As Marcus and I considered how to update the argument for history, we began with the recognition that the struggle for enrollments has become far more demanding than was the case in the 1990s. Changes in the economy plus rising student debt have greatly altered the context for promoting the field, while the presence of more first-generation learners enhances the need to address the practical results of studying a discipline like history.
This means, most obviously, that no one advocating for the study of history today can avoid explicit discussion of the kinds of job opportunities that result from a history degree. We can no longer rely on a presentation of the strengths of history education alone. Students, and those who advise them, need to know the practical results of their commitment.

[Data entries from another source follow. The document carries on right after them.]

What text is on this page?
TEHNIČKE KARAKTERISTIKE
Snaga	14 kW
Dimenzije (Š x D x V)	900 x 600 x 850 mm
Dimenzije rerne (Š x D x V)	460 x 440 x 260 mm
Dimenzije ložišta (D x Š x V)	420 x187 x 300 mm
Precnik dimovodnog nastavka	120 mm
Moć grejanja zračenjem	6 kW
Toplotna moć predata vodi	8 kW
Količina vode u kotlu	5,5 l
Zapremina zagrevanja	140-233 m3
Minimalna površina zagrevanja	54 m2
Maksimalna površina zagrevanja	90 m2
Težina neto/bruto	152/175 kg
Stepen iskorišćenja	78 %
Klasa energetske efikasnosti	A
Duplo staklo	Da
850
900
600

The amount of misinformation that has entered public discourse ever since the Great Recession about the career risk of any concentration beyond a STEM degree compels this new focus as well. Fortunately, the news is quite good on this score. Data on rates of employment, clearly competitive pay levels, and job satisfaction all make it clear that the varied careers of history majors rival those of science and business majors. Studying history is a valid professional choice, and we now need to say this vigorously.
Job data alone, however, are not the only spur to a revised approach. The discipline itself has changed greatly over the past quarter century. Several of the new trends contribute directly to professional outcomes: the emergence of public history and digital history most obviously. But the disciplinary shifts also spur student interest directly, providing new ways to explain the connections between historical study and a growing variety of social and personal concerns.
The capacity of history to explore a wide range of topics and to generate new knowledge is something that many students, based on their high school experience, do not fully realize. Many school history programs have simply shrunk, while others have been constrained by new pressures to teach for a test. To attract students, it is vital to illustrate the dynamic features of our discipline. For an increasingly diverse student body, history offers the opportunity to explore different races, regions, and genders, as part of a fuller understanding of the past. This is a vital and valid part of our argument, far more obvious now than it was a few decades back. More broadly still, building on the AHA’s informal motto—“everything has a history”—can be an exciting revelation to many students, part of a sense of seeing the study of history as a process of discovery.
This aspect of our discipline extends to insisting, more clearly than seemed necessary a few decades ago, on the links between historical findings and contemporary issues. The early stages of the coronavirus gave us a chance to highlight the value of historical data and perspectives during a time of great uncertainty. Identifying historical precedents but also emphasizing what has changed since the last comparable experience both show the value of “thinking historically” about the world around us. The same holds true for topics like systemic racism (and racial protest) or political polarization.
Any current explanation of the reasons to study history must, then, take into account employment concerns; a changing student body, faced with a number of new problems; but also the several ways in which the discipline itself has expanded its range—a challenging but exciting combination.
With all this, the core argument about basic historical thinking skills—the main thrust of the earlier essay—has not greatly changed. Experience in handling varied data, building critical thinking, enhancing the capacity to understand change—these remain our building blocks, connecting directly to the kinds of career success that history majors enjoy.
Even here, however, minor changes were desirable. Making sure students themselves understand history skills is more important than was the case in 1998, not just in attracting them to the discipline, but in improving their ability to explain their qualifications to potential employers. Experience with data contributes measurably to the greater ability of history students in identifying “fake news,” another contemporary strength. The classic lesson, about learning from past mistakes, remains at least as important as ever, but we can also note the opportunity to learn from more positive outcomes in the past, for example by exploring causes of economic growth or factors that enhance social tolerance.
Overall, it is both possible and necessary to offer a wider argument for the reasons to study history than seemed necessary a quarter century ago. Yet along with the new components, a commitment to the importance of history and its role in constructive citizenship remains very much intact. And for all the essential bows to pragmatism, it is vital as well to invite students to appreciate the joy of history learning; here, too, opportunities have if anything expanded with time.